Results were announced at a meeting last night. The 15 newly elected Graduate and Professional Student Council representatives plan to focus their energies on reducing TA workloads, affordable housing and better graduate student health care.
The online voting was limited to the representative positions for the colleges of agriculture and interdisciplinary programs - as the other positions were uncontested.
Avnish Kapoor was elected as the representative for the College of Agriculture.
He is a first-year international graduate student at UA and wants to preserve funding that is available to international students who come to study at the university.
Kapoor said his biggest concern is with graduate student housing and wants to set up an online database to aid students in their search.
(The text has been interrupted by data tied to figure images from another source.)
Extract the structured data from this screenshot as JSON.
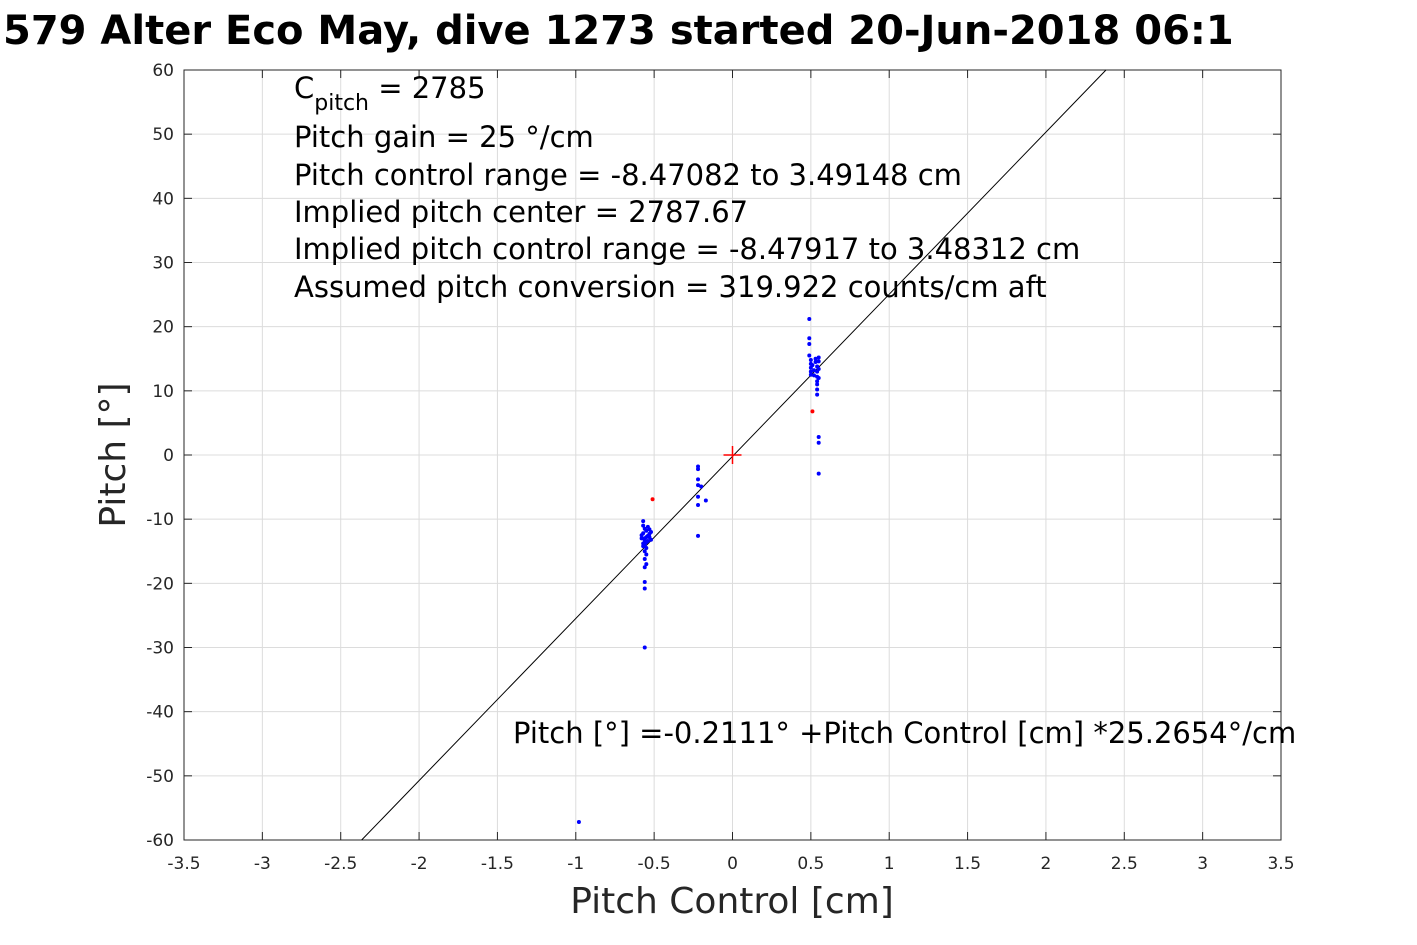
{
  "chart_data": {
    "type": "scatter",
    "title": "579 Alter Eco May, dive 1273 started 20-Jun-2018 06:1",
    "xlabel": "Pitch Control [cm]",
    "ylabel": "Pitch [°]",
    "xlim": [
      -3.5,
      3.5
    ],
    "ylim": [
      -60,
      60
    ],
    "grid": true,
    "x_ticks": [
      -3.5,
      -3,
      -2.5,
      -2,
      -1.5,
      -1,
      -0.5,
      0,
      0.5,
      1,
      1.5,
      2,
      2.5,
      3,
      3.5
    ],
    "x_tick_labels": [
      "-3.5",
      "-3",
      "-2.5",
      "-2",
      "-1.5",
      "-1",
      "-0.5",
      "0",
      "0.5",
      "1",
      "1.5",
      "2",
      "2.5",
      "3",
      "3.5"
    ],
    "y_ticks": [
      -60,
      -50,
      -40,
      -30,
      -20,
      -10,
      0,
      10,
      20,
      30,
      40,
      50,
      60
    ],
    "y_tick_labels": [
      "-60",
      "-50",
      "-40",
      "-30",
      "-20",
      "-10",
      "0",
      "10",
      "20",
      "30",
      "40",
      "50",
      "60"
    ],
    "fit_line": {
      "intercept": -0.2111,
      "slope": 25.2654,
      "color": "#000000"
    },
    "center_marker": {
      "x": 0,
      "y": 0,
      "color": "#ff0000"
    },
    "series": [
      {
        "color": "#0000ff",
        "points": [
          [
            -0.98,
            -57.2
          ],
          [
            -0.56,
            -30.0
          ],
          [
            -0.56,
            -20.8
          ],
          [
            -0.56,
            -19.8
          ],
          [
            -0.57,
            -10.3
          ],
          [
            -0.57,
            -11.0
          ],
          [
            -0.56,
            -11.5
          ],
          [
            -0.55,
            -11.8
          ],
          [
            -0.54,
            -11.2
          ],
          [
            -0.53,
            -11.6
          ],
          [
            -0.52,
            -12.0
          ],
          [
            -0.53,
            -12.3
          ],
          [
            -0.54,
            -12.6
          ],
          [
            -0.55,
            -12.8
          ],
          [
            -0.56,
            -13.0
          ],
          [
            -0.57,
            -12.2
          ],
          [
            -0.58,
            -12.5
          ],
          [
            -0.56,
            -13.3
          ],
          [
            -0.55,
            -13.6
          ],
          [
            -0.56,
            -14.0
          ],
          [
            -0.57,
            -14.2
          ],
          [
            -0.55,
            -14.5
          ],
          [
            -0.56,
            -15.0
          ],
          [
            -0.55,
            -15.5
          ],
          [
            -0.56,
            -16.2
          ],
          [
            -0.55,
            -17.0
          ],
          [
            -0.56,
            -17.5
          ],
          [
            -0.53,
            -12.8
          ],
          [
            -0.52,
            -13.2
          ],
          [
            -0.54,
            -13.4
          ],
          [
            -0.58,
            -13.0
          ],
          [
            -0.57,
            -13.8
          ],
          [
            -0.22,
            -1.8
          ],
          [
            -0.22,
            -2.2
          ],
          [
            -0.22,
            -3.8
          ],
          [
            -0.22,
            -4.7
          ],
          [
            -0.22,
            -6.5
          ],
          [
            -0.22,
            -7.8
          ],
          [
            -0.22,
            -12.6
          ],
          [
            -0.2,
            -4.9
          ],
          [
            -0.17,
            -7.1
          ],
          [
            0.49,
            21.2
          ],
          [
            0.49,
            18.2
          ],
          [
            0.49,
            17.3
          ],
          [
            0.49,
            15.5
          ],
          [
            0.5,
            14.8
          ],
          [
            0.5,
            14.2
          ],
          [
            0.5,
            13.6
          ],
          [
            0.5,
            13.0
          ],
          [
            0.5,
            12.5
          ],
          [
            0.51,
            14.0
          ],
          [
            0.52,
            13.2
          ],
          [
            0.52,
            12.4
          ],
          [
            0.53,
            15.0
          ],
          [
            0.53,
            14.5
          ],
          [
            0.54,
            13.8
          ],
          [
            0.54,
            13.0
          ],
          [
            0.54,
            12.2
          ],
          [
            0.54,
            11.5
          ],
          [
            0.54,
            11.0
          ],
          [
            0.54,
            10.2
          ],
          [
            0.54,
            9.4
          ],
          [
            0.55,
            15.2
          ],
          [
            0.55,
            14.6
          ],
          [
            0.55,
            13.4
          ],
          [
            0.55,
            12.0
          ],
          [
            0.55,
            2.8
          ],
          [
            0.55,
            1.9
          ],
          [
            0.55,
            -2.9
          ]
        ]
      },
      {
        "color": "#ff0000",
        "points": [
          [
            -0.51,
            -6.9
          ],
          [
            0.51,
            6.8
          ]
        ]
      }
    ]
  },
  "annotations": {
    "c_pitch_base": "C",
    "c_pitch_sub": "pitch",
    "c_pitch_rest": " = 2785",
    "line2": "Pitch gain = 25 °/cm",
    "line3": "Pitch control range = -8.47082 to 3.49148 cm",
    "line4": "Implied pitch center = 2787.67",
    "line5": "Implied pitch control range = -8.47917 to 3.48312 cm",
    "line6": "Assumed pitch conversion = 319.922 counts/cm aft",
    "fit_equation": "Pitch [°] =-0.2111° +Pitch Control [cm] *25.2654°/cm"
  }
}
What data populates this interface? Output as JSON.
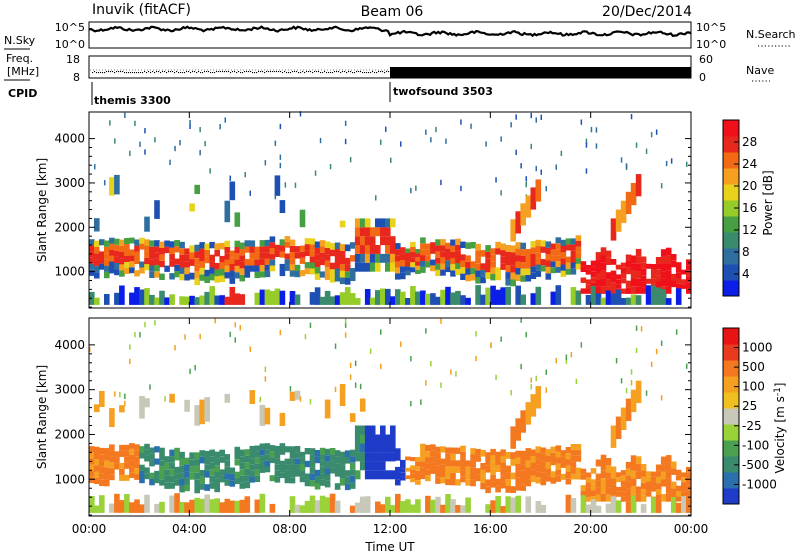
{
  "header": {
    "station": "Inuvik (fitACF)",
    "beam": "Beam 06",
    "date": "20/Dec/2014"
  },
  "top_panels": {
    "nsky": {
      "label": "N.Sky",
      "ticks": [
        "10^5",
        "10^0"
      ]
    },
    "nsearch": {
      "label": "N.Search",
      "ticks": [
        "10^5",
        "10^0"
      ]
    },
    "freq": {
      "label_line1": "Freq.",
      "label_line2": "[MHz]",
      "ticks": [
        "18",
        "8"
      ]
    },
    "nave": {
      "label": "Nave",
      "ticks": [
        "60",
        "0"
      ]
    },
    "cpid": {
      "label": "CPID",
      "modes": [
        {
          "name": "themis 3300",
          "start_hour": 0
        },
        {
          "name": "twofsound 3503",
          "start_hour": 12
        }
      ]
    }
  },
  "chart_data": [
    {
      "type": "heatmap",
      "name": "power",
      "ylabel": "Slant Range [km]",
      "yticks": [
        1000,
        2000,
        3000,
        4000
      ],
      "ylim": [
        180,
        4600
      ],
      "xlim": [
        0,
        24
      ],
      "xticks": [
        "00:00",
        "04:00",
        "08:00",
        "12:00",
        "16:00",
        "20:00",
        "00:00"
      ],
      "colorbar": {
        "label": "Power [dB]",
        "ticks": [
          "4",
          "8",
          "12",
          "16",
          "20",
          "24",
          "28"
        ],
        "colors": [
          "#0a1ee8",
          "#1e50b4",
          "#2f6fa0",
          "#3a8a6e",
          "#46a043",
          "#96cc28",
          "#e8d21c",
          "#f5a020",
          "#f36a14",
          "#e8281c",
          "#f0101a"
        ]
      }
    },
    {
      "type": "heatmap",
      "name": "velocity",
      "ylabel": "Slant Range [km]",
      "yticks": [
        1000,
        2000,
        3000,
        4000
      ],
      "ylim": [
        180,
        4600
      ],
      "xlim": [
        0,
        24
      ],
      "xticks": [
        "00:00",
        "04:00",
        "08:00",
        "12:00",
        "16:00",
        "20:00",
        "00:00"
      ],
      "xlabel": "Time UT",
      "colorbar": {
        "label": "Velocity [m s",
        "label_sup": "-1",
        "label_end": "]",
        "ticks": [
          "1000",
          "500",
          "100",
          "25",
          "-25",
          "-100",
          "-500",
          "-1000"
        ],
        "colors": [
          "#1e3cc8",
          "#2a6fae",
          "#3a8a6e",
          "#4aa050",
          "#9ad23a",
          "#c8c8b8",
          "#f0c020",
          "#f5a020",
          "#f47820",
          "#e83a1c",
          "#e81414"
        ]
      }
    }
  ]
}
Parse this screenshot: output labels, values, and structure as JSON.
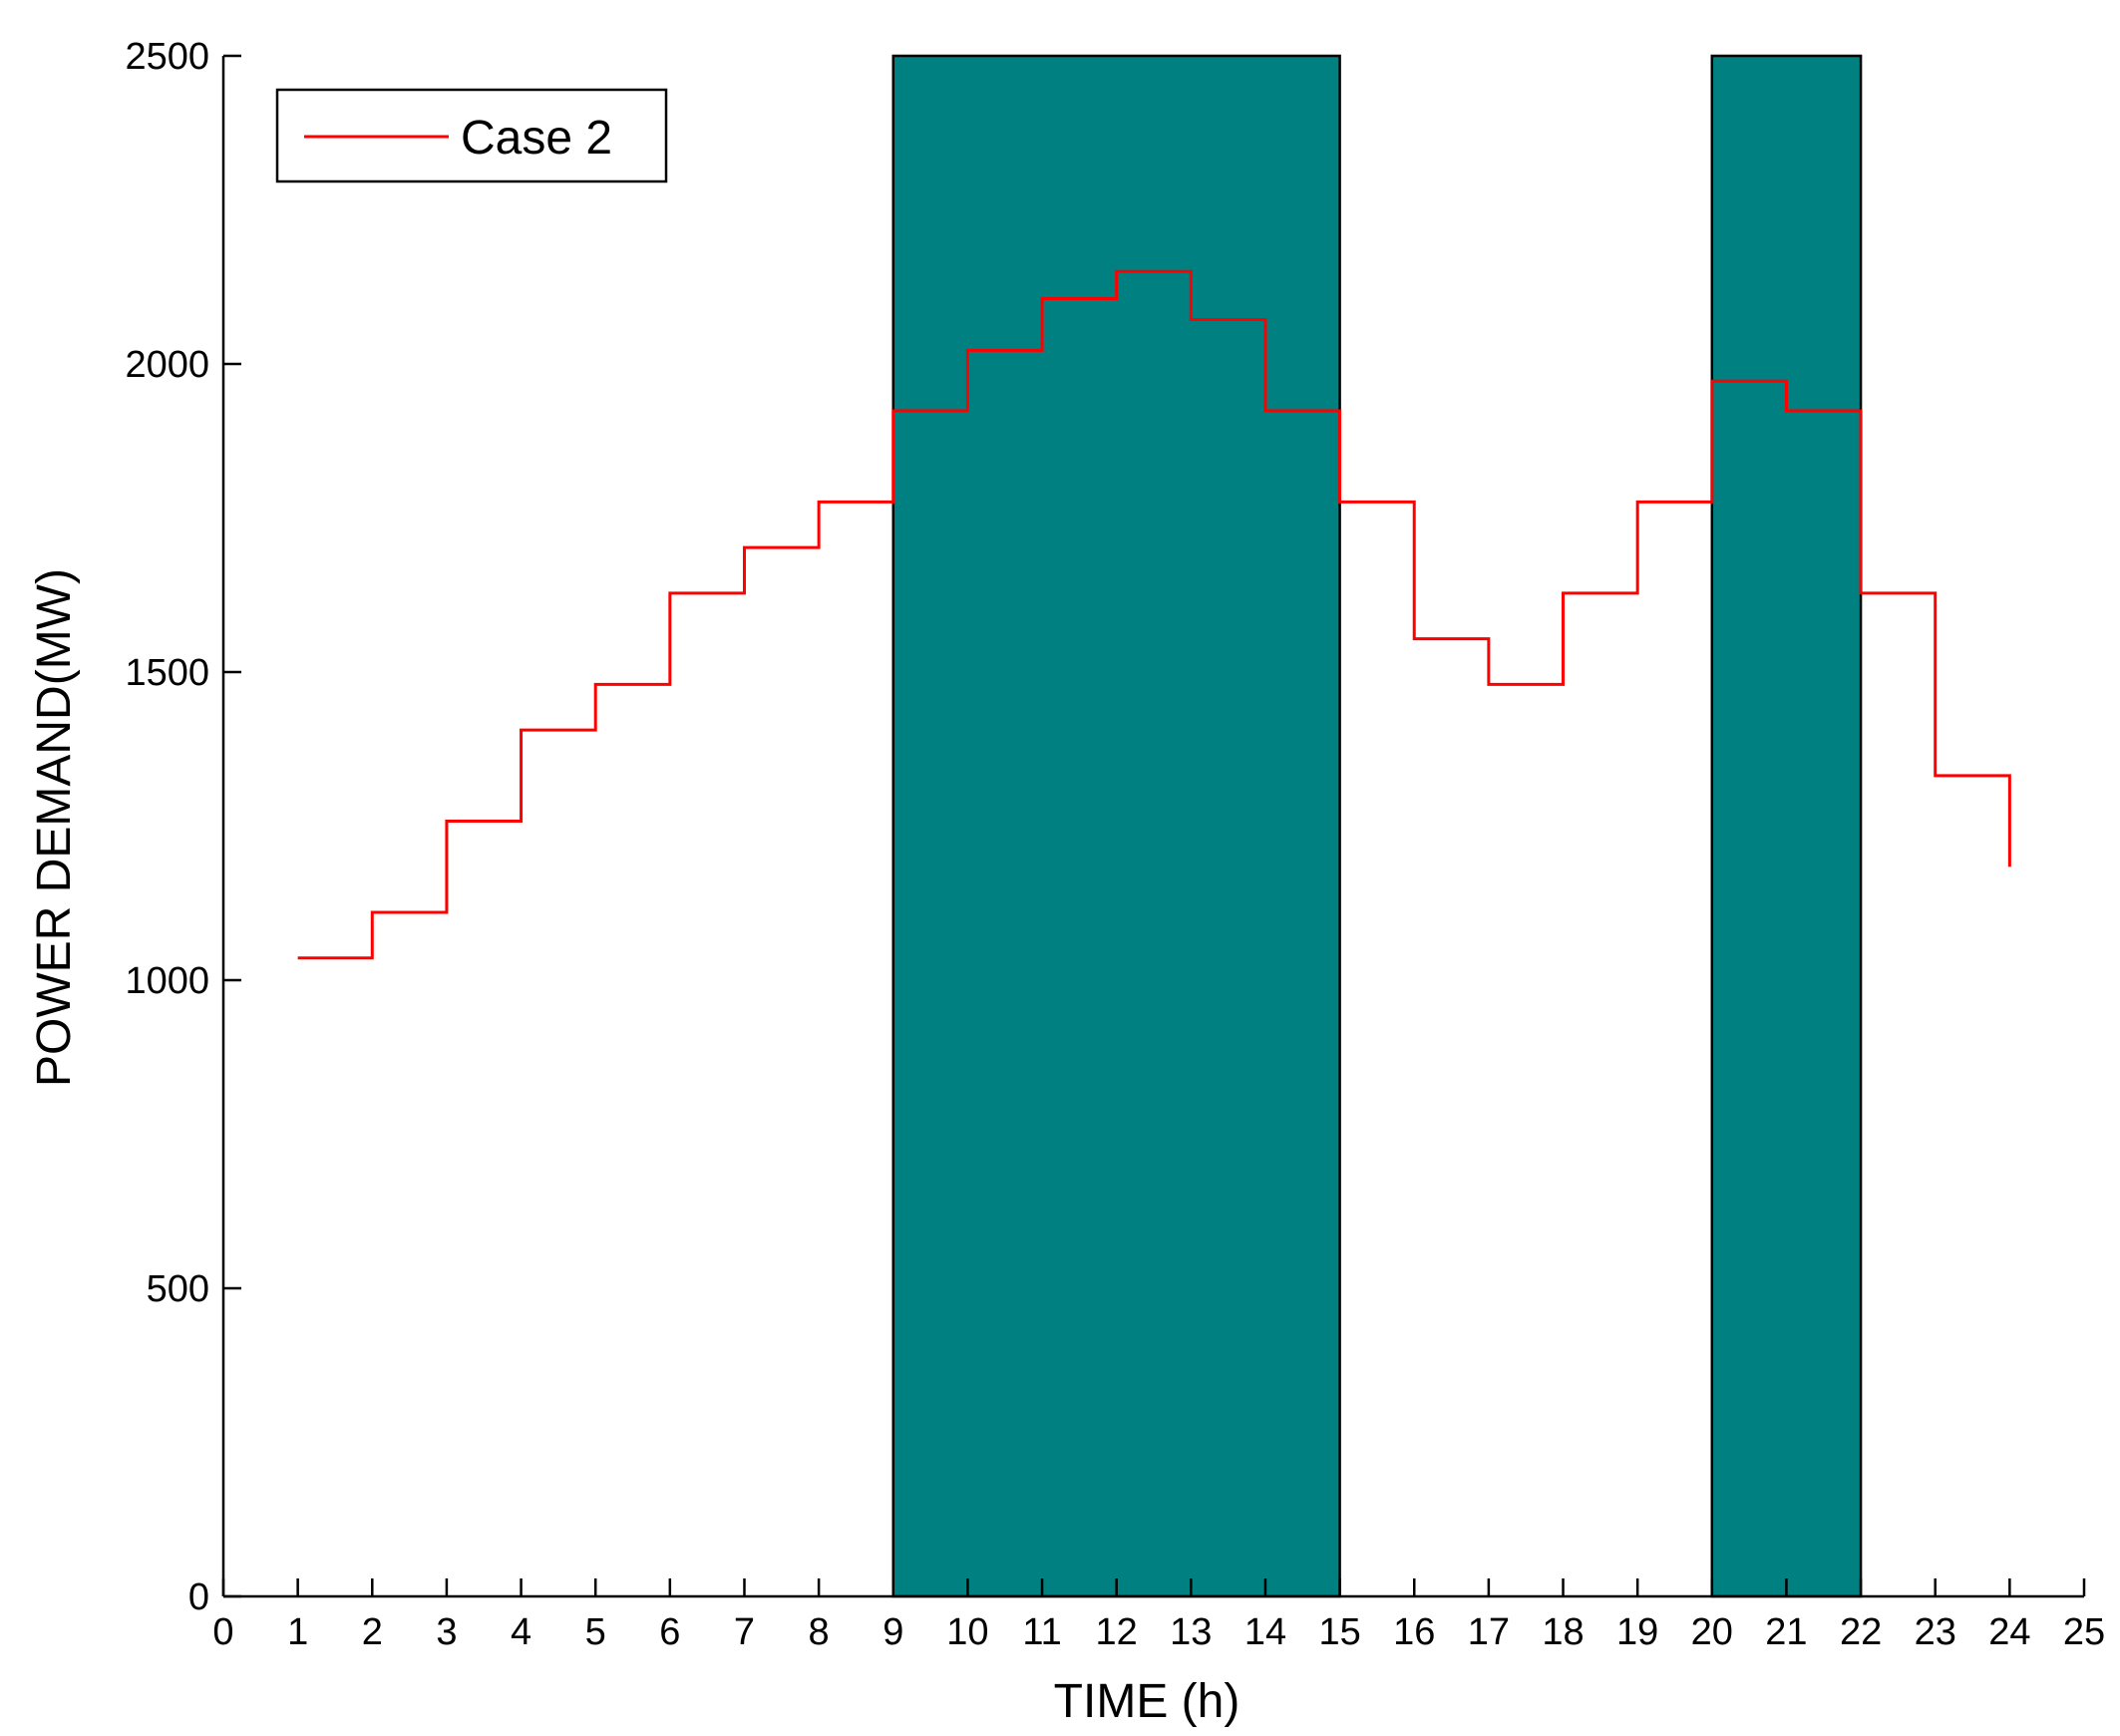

Karen Sweazea was elected to one of two representative positions in the college of interdisciplinary programs.
Sweazea said she wants to give the students in her college a way to voice their concerns.
She said there should be no teaching requirements for doctorate students in their last year, and a minimum and maximum number of TA hours should be set so that students would have a better idea of what is expected of them.
Sweazea said she is concerned about the current plans to build graduate student housing on campus near Coronado Residence Hall.
She said this dorm is notoriously "rowdy," and the need for residents to pay to park their cars would make off-campus housing more attractive and affordable to graduate students.
Pete Morris, the second graduate student who will represent the College of Interdisciplinary Programs, was also a representative this past year.
He said in his candidate statement that he hopes to build the graduate community and foster interest in the GPSC by making the GPSC constitution and election process fair and workable.
Morris said he also wants to work closely with UA to develop graduate student housing that will fulfill the needs of both the students and their families.
There are about 400 graduate students in both the College of Agriculture and the College of Interdisciplinary Studies. Fewer than 100 of these students voted for their representatives.
While the low turnout was discouraging, the online voting seemed to be a success, GPSC Elections Director Holly Mandes said.
The full election results will be posted on the GPSC Web site at gpsc.arizona.edu.
While most of the representative seats were filled, there are still seats available, and elections for these seats will be held in September.